Through the characters of Lazaro and Caroline’s companion Charly, Blais addresses the problem of the ever-recurring cycle of violence in the world. Lazaro swears to have revenge for Carlos’s act. His mother unsuccessfully tells him he must forgive Carlos, otherwise all of her actions have been pointless. His mother had rebelled against the unjust religious law that permitted her Muslim husband to confine and beat her. Lazaro, however, refuses to listen and rejects his mother. He was born Muslim and male and his heritage calls for vengeance. Charly, a Jamaican descendant of slaves, voices the same desire for revenge based on heritage. Carlos’s sister Venus is also victimized by the circumstances of her birth. Venus had escaped a life of poverty by marrying a rich drug dealer, Captain Williams, but the captain has been killed and she now finds herself at the mercy of the captain’s estate manager, Richard, who has her trapped in the house.

In this novel, Blais deals at length with the impossibility of eliminating suffering and anguish from human life. She juxtaposes characters who try to relieve suffering and characters who escape from it in art, creativity, and beauty. Asoka is a monk who every day witnesses the anguish and death of innocent people, especially children, as he ministers to the victims of war, while his brother Ari devotes himself to sculpting.
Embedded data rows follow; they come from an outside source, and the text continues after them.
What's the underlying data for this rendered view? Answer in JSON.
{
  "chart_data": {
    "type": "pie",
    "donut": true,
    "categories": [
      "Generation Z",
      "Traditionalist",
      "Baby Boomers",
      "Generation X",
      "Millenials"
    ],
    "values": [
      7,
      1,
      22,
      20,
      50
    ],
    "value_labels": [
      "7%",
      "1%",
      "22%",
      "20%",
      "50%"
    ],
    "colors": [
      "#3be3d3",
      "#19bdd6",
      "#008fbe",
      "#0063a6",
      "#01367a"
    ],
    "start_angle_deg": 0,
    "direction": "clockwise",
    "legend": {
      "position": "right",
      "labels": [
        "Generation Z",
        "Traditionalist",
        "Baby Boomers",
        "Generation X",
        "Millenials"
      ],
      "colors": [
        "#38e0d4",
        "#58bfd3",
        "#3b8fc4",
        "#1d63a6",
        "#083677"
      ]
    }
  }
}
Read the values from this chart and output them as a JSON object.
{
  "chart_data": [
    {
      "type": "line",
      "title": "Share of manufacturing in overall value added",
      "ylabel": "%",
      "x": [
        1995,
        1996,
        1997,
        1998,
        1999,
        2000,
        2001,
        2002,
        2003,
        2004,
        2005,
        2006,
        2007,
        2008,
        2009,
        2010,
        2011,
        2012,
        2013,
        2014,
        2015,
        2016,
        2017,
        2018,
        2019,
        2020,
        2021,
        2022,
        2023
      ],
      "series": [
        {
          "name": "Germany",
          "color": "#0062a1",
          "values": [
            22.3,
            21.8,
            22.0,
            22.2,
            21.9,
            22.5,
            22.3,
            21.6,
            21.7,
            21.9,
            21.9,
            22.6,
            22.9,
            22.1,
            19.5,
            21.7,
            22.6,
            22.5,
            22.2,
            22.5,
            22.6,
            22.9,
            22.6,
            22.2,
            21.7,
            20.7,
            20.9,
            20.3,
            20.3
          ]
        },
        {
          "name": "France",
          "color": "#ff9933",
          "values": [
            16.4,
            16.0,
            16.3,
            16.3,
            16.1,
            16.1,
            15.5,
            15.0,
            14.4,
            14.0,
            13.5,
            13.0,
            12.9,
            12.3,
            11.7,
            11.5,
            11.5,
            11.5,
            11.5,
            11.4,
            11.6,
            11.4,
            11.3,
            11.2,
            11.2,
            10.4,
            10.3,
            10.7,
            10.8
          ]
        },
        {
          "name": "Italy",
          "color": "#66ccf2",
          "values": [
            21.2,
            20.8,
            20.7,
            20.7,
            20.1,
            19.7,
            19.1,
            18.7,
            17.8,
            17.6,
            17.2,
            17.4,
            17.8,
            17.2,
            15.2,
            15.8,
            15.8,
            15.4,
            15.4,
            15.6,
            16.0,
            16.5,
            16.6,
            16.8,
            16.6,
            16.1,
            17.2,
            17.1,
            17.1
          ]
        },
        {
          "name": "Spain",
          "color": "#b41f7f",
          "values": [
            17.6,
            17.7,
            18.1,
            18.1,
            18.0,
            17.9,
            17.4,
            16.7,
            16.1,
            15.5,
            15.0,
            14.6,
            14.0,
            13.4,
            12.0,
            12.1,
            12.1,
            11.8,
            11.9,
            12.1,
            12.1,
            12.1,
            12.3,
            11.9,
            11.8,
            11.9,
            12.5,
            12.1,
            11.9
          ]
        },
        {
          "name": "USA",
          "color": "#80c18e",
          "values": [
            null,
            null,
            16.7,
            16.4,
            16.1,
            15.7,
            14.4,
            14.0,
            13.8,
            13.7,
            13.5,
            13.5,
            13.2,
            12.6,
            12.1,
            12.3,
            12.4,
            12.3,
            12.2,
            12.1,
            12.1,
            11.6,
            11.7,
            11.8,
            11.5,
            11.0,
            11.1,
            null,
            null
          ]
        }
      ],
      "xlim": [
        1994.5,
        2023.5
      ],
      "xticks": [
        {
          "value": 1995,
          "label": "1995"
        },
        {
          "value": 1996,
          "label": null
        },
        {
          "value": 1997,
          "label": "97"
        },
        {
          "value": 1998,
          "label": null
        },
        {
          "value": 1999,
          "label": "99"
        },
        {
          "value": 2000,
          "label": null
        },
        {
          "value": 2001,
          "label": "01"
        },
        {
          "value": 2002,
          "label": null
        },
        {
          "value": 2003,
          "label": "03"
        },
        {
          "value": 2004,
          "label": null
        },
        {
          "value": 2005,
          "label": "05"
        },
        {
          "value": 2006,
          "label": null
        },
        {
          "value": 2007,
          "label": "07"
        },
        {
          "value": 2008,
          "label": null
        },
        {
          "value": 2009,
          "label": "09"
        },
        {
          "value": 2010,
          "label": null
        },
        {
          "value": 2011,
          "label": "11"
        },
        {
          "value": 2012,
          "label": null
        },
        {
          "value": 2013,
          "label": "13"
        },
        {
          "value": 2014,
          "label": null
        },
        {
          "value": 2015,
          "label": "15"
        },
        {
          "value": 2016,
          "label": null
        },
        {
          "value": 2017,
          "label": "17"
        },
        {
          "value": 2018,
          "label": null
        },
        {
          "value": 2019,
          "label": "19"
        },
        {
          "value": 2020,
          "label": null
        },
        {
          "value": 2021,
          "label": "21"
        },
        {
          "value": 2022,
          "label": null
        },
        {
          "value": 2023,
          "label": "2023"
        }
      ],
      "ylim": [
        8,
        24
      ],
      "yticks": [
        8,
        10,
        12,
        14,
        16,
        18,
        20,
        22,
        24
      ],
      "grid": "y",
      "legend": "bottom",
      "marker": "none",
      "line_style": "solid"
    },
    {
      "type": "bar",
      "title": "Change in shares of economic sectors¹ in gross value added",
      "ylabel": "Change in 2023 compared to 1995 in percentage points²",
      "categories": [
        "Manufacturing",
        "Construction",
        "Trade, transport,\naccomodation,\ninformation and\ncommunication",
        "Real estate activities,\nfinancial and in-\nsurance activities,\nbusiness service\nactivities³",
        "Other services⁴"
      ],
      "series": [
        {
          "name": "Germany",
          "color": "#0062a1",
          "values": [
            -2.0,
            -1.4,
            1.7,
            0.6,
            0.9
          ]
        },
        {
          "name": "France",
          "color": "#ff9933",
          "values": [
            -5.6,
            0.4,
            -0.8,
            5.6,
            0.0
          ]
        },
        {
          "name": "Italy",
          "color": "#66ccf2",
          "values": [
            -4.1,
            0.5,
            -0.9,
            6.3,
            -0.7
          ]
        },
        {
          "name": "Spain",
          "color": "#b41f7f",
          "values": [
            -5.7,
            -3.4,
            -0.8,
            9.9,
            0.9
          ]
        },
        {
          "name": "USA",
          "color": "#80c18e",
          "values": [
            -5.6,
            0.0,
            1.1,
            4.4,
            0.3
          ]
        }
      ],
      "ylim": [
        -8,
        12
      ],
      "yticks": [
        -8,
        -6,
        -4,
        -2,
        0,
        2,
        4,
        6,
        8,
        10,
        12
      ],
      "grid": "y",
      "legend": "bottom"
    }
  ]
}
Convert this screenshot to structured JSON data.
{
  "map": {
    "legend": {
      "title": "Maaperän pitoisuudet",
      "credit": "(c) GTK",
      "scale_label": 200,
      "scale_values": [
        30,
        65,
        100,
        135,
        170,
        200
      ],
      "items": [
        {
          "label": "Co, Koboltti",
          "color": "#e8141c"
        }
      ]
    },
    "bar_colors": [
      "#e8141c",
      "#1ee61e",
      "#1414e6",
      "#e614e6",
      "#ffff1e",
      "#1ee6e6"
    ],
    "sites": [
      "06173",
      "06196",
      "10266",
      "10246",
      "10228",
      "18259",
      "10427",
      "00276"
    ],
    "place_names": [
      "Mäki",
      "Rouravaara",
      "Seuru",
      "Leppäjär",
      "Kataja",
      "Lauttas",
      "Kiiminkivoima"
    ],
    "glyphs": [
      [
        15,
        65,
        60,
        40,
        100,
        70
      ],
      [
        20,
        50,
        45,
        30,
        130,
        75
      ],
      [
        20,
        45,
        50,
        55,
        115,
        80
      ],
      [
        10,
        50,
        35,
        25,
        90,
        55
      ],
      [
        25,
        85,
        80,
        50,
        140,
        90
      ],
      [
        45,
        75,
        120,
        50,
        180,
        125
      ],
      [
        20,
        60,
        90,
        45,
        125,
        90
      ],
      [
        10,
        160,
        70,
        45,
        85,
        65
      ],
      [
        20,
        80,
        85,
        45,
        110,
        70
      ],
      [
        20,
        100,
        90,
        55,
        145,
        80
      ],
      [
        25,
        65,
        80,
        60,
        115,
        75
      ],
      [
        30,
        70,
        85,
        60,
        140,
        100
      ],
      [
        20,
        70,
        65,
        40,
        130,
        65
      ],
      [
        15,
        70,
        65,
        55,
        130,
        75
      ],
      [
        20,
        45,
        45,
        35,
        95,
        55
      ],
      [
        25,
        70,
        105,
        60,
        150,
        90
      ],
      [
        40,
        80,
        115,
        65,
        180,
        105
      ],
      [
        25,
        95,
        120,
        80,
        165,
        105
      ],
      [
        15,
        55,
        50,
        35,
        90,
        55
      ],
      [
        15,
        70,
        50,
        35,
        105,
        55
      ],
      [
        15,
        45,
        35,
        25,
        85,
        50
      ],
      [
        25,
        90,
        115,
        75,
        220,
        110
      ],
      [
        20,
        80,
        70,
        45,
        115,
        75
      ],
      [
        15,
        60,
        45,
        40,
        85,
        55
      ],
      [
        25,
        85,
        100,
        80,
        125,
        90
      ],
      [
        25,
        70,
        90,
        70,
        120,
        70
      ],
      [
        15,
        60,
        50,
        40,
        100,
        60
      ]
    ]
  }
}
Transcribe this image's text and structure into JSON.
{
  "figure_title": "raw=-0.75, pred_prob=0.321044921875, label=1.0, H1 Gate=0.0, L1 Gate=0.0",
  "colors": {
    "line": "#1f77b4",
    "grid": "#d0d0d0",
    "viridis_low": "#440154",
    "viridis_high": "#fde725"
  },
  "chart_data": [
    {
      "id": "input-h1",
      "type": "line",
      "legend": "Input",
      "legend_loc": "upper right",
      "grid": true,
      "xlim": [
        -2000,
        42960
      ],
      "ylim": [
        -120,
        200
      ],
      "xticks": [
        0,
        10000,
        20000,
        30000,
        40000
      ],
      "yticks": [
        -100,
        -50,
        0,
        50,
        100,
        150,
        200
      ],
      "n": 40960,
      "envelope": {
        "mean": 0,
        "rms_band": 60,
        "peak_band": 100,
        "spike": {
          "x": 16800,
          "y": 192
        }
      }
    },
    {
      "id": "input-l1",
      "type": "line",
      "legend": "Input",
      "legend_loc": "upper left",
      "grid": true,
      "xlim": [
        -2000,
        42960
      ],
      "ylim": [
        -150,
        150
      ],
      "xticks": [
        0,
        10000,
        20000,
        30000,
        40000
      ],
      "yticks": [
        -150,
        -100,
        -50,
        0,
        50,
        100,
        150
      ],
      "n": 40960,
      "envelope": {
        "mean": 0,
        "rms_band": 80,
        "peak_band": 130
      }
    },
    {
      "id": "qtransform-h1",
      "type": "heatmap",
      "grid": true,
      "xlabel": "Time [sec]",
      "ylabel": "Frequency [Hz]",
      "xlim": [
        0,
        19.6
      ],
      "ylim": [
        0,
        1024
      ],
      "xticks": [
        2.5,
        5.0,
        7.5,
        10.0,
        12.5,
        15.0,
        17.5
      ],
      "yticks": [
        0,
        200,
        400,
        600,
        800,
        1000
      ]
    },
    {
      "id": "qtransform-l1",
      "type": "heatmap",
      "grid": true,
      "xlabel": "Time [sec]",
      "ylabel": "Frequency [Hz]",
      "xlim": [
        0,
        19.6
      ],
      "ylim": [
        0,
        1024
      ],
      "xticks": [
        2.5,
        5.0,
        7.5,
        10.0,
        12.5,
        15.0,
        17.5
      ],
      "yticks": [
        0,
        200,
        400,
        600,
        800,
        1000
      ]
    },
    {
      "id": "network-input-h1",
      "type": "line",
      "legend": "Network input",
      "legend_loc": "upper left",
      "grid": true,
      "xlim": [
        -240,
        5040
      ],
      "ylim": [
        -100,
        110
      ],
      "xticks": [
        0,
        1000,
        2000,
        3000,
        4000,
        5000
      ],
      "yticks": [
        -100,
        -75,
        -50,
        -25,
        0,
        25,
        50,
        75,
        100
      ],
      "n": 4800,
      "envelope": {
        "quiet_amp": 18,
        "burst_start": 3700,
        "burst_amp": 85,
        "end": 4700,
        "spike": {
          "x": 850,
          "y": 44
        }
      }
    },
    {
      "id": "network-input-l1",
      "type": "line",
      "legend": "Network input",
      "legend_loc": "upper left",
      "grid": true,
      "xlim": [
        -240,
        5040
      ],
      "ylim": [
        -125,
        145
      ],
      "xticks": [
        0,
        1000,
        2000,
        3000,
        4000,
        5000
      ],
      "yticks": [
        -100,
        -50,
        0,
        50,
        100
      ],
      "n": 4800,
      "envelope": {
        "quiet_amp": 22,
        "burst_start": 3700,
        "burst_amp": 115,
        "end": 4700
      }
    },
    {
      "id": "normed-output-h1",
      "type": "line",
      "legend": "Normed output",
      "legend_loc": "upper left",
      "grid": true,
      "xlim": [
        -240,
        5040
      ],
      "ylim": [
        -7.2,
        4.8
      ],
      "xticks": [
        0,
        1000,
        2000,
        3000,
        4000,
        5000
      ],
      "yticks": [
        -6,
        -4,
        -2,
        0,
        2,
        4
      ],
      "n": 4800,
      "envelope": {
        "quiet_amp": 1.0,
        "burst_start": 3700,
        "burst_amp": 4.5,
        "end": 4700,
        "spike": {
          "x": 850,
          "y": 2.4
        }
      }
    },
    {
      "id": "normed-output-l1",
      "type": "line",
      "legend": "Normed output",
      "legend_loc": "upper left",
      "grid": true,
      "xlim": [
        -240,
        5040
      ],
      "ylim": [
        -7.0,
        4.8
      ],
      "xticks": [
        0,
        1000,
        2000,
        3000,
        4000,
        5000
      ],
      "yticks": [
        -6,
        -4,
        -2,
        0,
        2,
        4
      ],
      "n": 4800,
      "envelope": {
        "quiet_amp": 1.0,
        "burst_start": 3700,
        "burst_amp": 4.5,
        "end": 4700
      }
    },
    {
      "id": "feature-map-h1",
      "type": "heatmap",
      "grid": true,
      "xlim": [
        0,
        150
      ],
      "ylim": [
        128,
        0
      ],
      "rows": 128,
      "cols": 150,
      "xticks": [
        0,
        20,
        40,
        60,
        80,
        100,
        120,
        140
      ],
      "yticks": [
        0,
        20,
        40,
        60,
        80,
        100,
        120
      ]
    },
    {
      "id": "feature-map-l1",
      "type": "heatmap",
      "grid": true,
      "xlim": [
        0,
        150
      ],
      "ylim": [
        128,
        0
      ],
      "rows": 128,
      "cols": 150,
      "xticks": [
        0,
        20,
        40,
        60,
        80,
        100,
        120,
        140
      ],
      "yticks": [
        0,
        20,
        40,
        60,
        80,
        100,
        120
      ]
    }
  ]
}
Caroline, a photographer, has always photographed only beautiful people and objects. She refuses to record images of the victims of violence, war, and starvation, in contrast to the photojournalists, who with their photographs stamp these images into the minds of their readers.

The memorial service for Jean-Mathieu returns to the problem of mortality and God in a suffering world. Caroline muses on the death of her friend, on the exile of each person from the sensual world, and on the sense of loss and absence that comes to each individual.

Blais returns to the stream-of-consciousness technique she employed in These Festive Nights in her analysis of the impossibility of justice in the world and the cruelty of capital punishment. Tormented by the willingness of most judges to pronounce the death penalty, Renata thinks of nothing else as she prepares for a conference on the topic.